With COVID-19 cases globally going past the 13 million figure, the WHO warned on Monday that the spread of the virus was worsening in many countries.
WHO chief Tedros Adhanom Ghebreyesus told mediapersons in a virtual briefing, “Let me be blunt, too many countries are headed in the wrong direction; the virus remains public enemy number one."
“If the basics aren't followed, there is only one way this pandemic is going to go. It's going to get worse and worse and worse, he warned, adding "there will be no return to the old normal for the foreseeable future".
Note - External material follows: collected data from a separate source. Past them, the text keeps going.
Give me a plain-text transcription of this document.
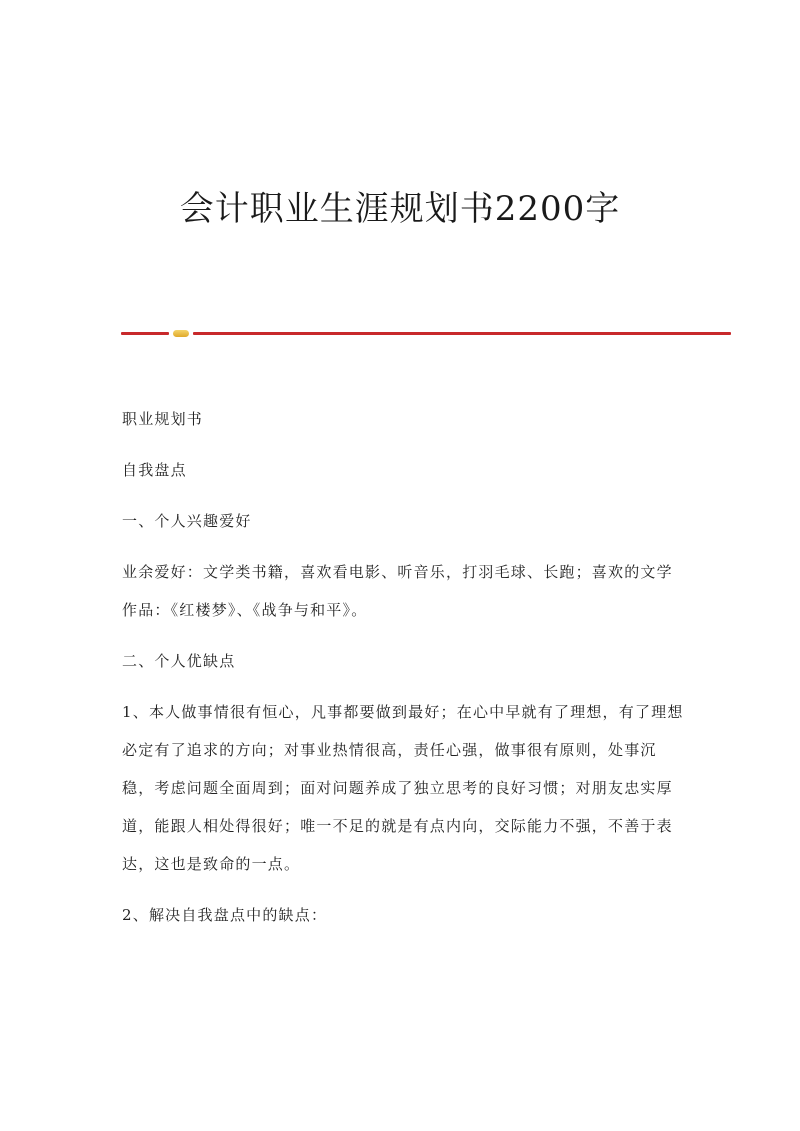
会计职业生涯规划书2200字

职业规划书

自我盘点

一、个人兴趣爱好

业余爱好：文学类书籍，喜欢看电影、听音乐，打羽毛球、长跑；喜欢的文学作品：《红楼梦》、《战争与和平》。

二、个人优缺点

1、本人做事情很有恒心，凡事都要做到最好；在心中早就有了理想，有了理想必定有了追求的方向；对事业热情很高，责任心强，做事很有原则，处事沉稳，考虑问题全面周到；面对问题养成了独立思考的良好习惯；对朋友忠实厚道，能跟人相处得很好；唯一不足的就是有点内向，交际能力不强，不善于表达，这也是致命的一点。

2、解决自我盘点中的缺点：
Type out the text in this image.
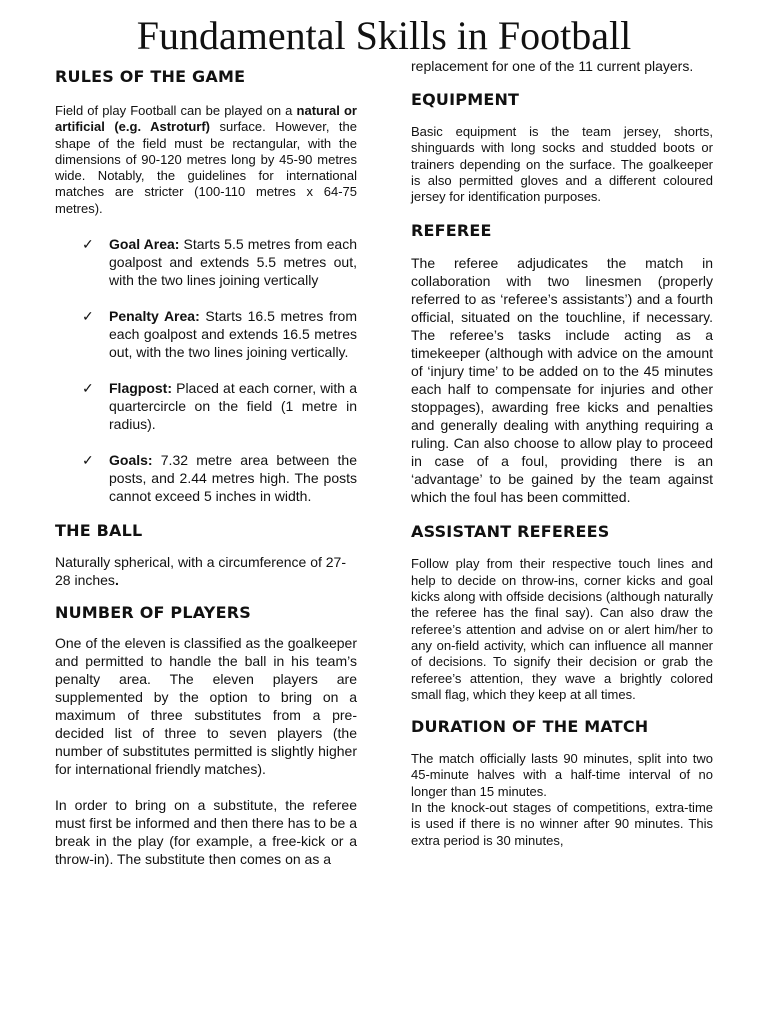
Fundamental Skills in Football
RULES OF THE GAME

Field of play Football can be played on a natural or artificial (e.g. Astroturf) surface. However, the shape of the field must be rectangular, with the dimensions of 90-120 metres long by 45-90 metres wide. Notably, the guidelines for international matches are stricter (100-110 metres x 64-75 metres).

✓ Goal Area: Starts 5.5 metres from each goalpost and extends 5.5 metres out, with the two lines joining vertically
✓ Penalty Area: Starts 16.5 metres from each goalpost and extends 16.5 metres out, with the two lines joining vertically.
✓ Flagpost: Placed at each corner, with a quartercircle on the field (1 metre in radius).
✓ Goals: 7.32 metre area between the posts, and 2.44 metres high. The posts cannot exceed 5 inches in width.
THE BALL

Naturally spherical, with a circumference of 27-28 inches.

NUMBER OF PLAYERS

One of the eleven is classified as the goalkeeper and permitted to handle the ball in his team’s penalty area. The eleven players are supplemented by the option to bring on a maximum of three substitutes from a pre-decided list of three to seven players (the number of substitutes permitted is slightly higher for international friendly matches).

In order to bring on a substitute, the referee must first be informed and then there has to be a break in the play (for example, a free-kick or a throw-in). The substitute then comes on as a

replacement for one of the 11 current players.

EQUIPMENT

Basic equipment is the team jersey, shorts, shinguards with long socks and studded boots or trainers depending on the surface. The goalkeeper is also permitted gloves and a different coloured jersey for identification purposes.

REFEREE

The referee adjudicates the match in collaboration with two linesmen (properly referred to as ‘referee’s assistants’) and a fourth official, situated on the touchline, if necessary. The referee’s tasks include acting as a timekeeper (although with advice on the amount of ‘injury time’ to be added on to the 45 minutes each half to compensate for injuries and other stoppages), awarding free kicks and penalties and generally dealing with anything requiring a ruling. Can also choose to allow play to proceed in case of a foul, providing there is an ‘advantage’ to be gained by the team against which the foul has been committed.

ASSISTANT REFEREES

Follow play from their respective touch lines and help to decide on throw-ins, corner kicks and goal kicks along with offside decisions (although naturally the referee has the final say). Can also draw the referee’s attention and advise on or alert him/her to any on-field activity, which can influence all manner of decisions. To signify their decision or grab the referee’s attention, they wave a brightly colored small flag, which they keep at all times.

DURATION OF THE MATCH

The match officially lasts 90 minutes, split into two 45-minute halves with a half-time interval of no longer than 15 minutes.

In the knock-out stages of competitions, extra-time is used if there is no winner after 90 minutes. This extra period is 30 minutes,
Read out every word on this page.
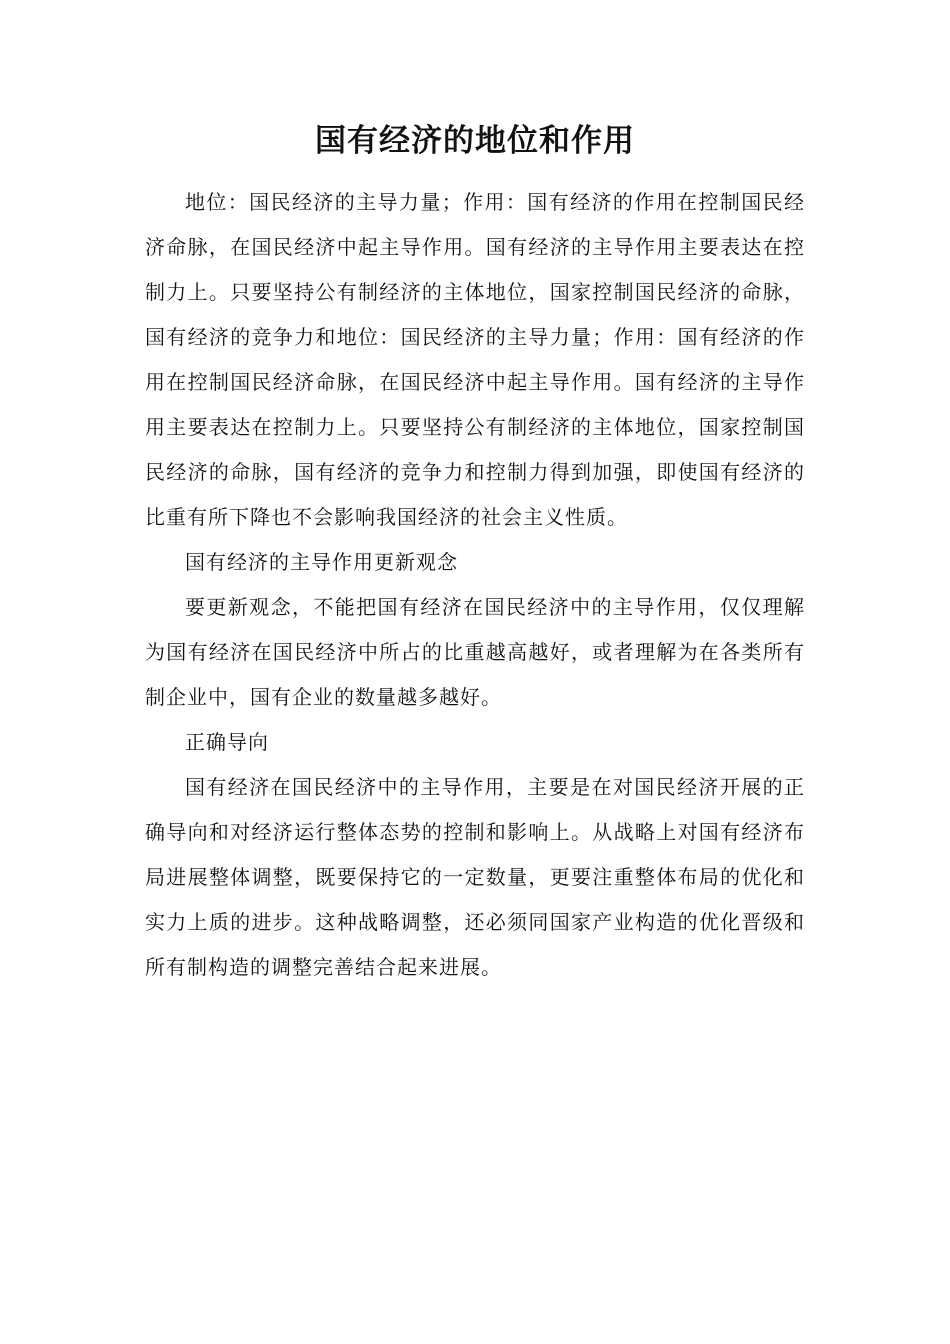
国有经济的地位和作用

地位：国民经济的主导力量；作用：国有经济的作用在控制国民经济命脉，在国民经济中起主导作用。国有经济的主导作用主要表达在控制力上。只要坚持公有制经济的主体地位，国家控制国民经济的命脉，国有经济的竞争力和地位：国民经济的主导力量；作用：国有经济的作用在控制国民经济命脉，在国民经济中起主导作用。国有经济的主导作用主要表达在控制力上。只要坚持公有制经济的主体地位，国家控制国民经济的命脉，国有经济的竞争力和控制力得到加强，即使国有经济的比重有所下降也不会影响我国经济的社会主义性质。

国有经济的主导作用更新观念

要更新观念，不能把国有经济在国民经济中的主导作用，仅仅理解为国有经济在国民经济中所占的比重越高越好，或者理解为在各类所有制企业中，国有企业的数量越多越好。

正确导向

国有经济在国民经济中的主导作用，主要是在对国民经济开展的正确导向和对经济运行整体态势的控制和影响上。从战略上对国有经济布局进展整体调整，既要保持它的一定数量，更要注重整体布局的优化和实力上质的进步。这种战略调整，还必须同国家产业构造的优化晋级和所有制构造的调整完善结合起来进展。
Tedros explained that of 230,000 new COVID-19 cases recorded on Sunday, 80 per cent were from 10 nations, and 50 per cent from just two countries: the US and Brazil.
Tedros also chastised political leaders for mixed messages about outbreaks that damage trust, without referring to any politicians by name. US President Donald Trump had been critical of the WHO's handling of the COVID-19 outbreak, alleging it had succumbed to pressure from China to suppress information. Trump has also announced a decision to pull the US out of the WHO.
Tedros asked countries to come up with comprehensive strategies to contain COVID-19, noting nearly half of all new COVID-19 cases were reported in the Americas (North, Latin and South America).
WHO emergencies head Mike Ryan was quoted by Reuters as saying some places in the Americas may need “limited or geographically focused lockdowns that suppress transmission in specific areas where transmission is frankly out of control”. Ryan also asked governments not to make reopening of schools a "political football", noting such institutions should reopen once the COVID-19 pandemic has been suppressed.